Consumer group warns of substandard cement


A consumer group wants the government to act on the proliferation of substandard imported cement being sold in the local market.

The National Coalition of Filipino Consumers (NCFC) on Thursday urged the Department of Trade and Industry (DTI) to investigate, saying the substandard cement could become a more serious threat if it ends up being used in public works projects.

The NCFC, in complaints lodged before the Bureau of Product Standards, claimed to have discovered expired, mislabeled and unlabeled cement being sold and used in the provinces and parts of Metro Manila.

It submitted photos as well as purchase receipts as evidence.

Oliver San Antonio, NCFC spokesperson and legal counsel, said the group conducted initial investigations and test buys after receiving reports that substandard cement was being sold in areas like La Union, Davao and Caloocan City.

“We were actually able to buy expired cement in La Union and in Davao, and that’s just an initial sampling. We’re sure there are more substandard cement in other parts of the country being offered to unsuspecting consumers,” San Antonio said,

“When we inspected the construction site of a Caloocan City high school early this month, we saw hundreds of cement bags, labelled with the Buffalo Cement brand from Vietnam, being used to build a four-story structure,” he added.

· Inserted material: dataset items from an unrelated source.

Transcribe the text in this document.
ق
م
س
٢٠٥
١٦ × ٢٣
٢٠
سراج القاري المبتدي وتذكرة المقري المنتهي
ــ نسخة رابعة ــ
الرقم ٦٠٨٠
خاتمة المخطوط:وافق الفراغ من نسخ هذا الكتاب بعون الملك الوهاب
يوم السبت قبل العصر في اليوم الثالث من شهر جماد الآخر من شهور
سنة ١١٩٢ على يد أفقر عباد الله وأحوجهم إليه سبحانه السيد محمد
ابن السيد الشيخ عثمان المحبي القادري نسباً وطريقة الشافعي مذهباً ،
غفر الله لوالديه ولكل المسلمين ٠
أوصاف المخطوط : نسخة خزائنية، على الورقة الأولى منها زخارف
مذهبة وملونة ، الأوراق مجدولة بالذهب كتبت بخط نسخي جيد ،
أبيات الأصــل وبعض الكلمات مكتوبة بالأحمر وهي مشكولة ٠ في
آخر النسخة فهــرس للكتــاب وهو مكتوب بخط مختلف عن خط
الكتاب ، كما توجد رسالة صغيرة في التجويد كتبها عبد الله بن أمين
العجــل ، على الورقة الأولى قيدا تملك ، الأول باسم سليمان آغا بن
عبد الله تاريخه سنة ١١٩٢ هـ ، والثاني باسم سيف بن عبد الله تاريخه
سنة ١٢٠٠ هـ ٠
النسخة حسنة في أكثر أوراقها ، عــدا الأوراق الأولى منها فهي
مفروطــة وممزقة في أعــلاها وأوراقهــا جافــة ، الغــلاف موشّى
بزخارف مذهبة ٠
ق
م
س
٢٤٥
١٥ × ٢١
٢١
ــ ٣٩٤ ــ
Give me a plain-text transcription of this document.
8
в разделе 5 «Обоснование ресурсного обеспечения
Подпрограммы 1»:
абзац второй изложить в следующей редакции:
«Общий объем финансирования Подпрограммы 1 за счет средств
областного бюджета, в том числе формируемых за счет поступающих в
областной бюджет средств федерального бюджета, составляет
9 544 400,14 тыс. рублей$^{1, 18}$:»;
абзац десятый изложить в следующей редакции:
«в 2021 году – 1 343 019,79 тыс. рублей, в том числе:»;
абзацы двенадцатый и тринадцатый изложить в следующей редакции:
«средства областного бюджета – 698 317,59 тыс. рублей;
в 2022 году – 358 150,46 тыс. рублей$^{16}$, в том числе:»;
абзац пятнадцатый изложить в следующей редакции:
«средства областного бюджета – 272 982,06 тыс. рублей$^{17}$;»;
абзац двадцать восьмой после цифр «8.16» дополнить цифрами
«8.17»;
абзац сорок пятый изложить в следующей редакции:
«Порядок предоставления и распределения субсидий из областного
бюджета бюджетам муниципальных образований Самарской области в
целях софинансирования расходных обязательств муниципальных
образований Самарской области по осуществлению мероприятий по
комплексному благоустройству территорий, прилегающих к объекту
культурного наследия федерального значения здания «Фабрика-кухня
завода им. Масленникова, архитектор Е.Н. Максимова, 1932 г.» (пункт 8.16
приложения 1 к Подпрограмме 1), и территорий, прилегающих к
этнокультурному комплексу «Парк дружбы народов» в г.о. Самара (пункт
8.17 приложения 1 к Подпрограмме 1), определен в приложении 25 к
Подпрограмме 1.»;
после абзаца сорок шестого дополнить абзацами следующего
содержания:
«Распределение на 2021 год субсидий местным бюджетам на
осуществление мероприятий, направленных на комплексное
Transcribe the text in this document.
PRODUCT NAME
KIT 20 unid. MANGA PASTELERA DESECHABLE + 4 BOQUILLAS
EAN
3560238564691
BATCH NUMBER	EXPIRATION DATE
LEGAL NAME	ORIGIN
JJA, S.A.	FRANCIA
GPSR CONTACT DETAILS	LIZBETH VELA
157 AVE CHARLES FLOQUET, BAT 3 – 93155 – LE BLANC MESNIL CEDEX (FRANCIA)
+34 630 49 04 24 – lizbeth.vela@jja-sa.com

“The labels have a manufacturing date of December 2016, making it more than nine months old. This is way over the maximum six-month shelf life imposed by the DTI.”

The same “expired” Buffalo brand of cement was also being sold La Union when the group went to check consumer complaints there earlier this month, San Antonio said.

Philippine National Standard 07:2005 states that “cement remaining in bulk storage at the plant/storage silo prior to shipment for more than six months, or cement in bags in local storage in the hands of a vendor for more than three months, needs to be retested.”

The consumer advocate said that “old cement” does not set well and is likely to fail compression tests.
The DTI recently released a new draft of an administrative order on cement that, among others, requires markings for traceability and verification purposes.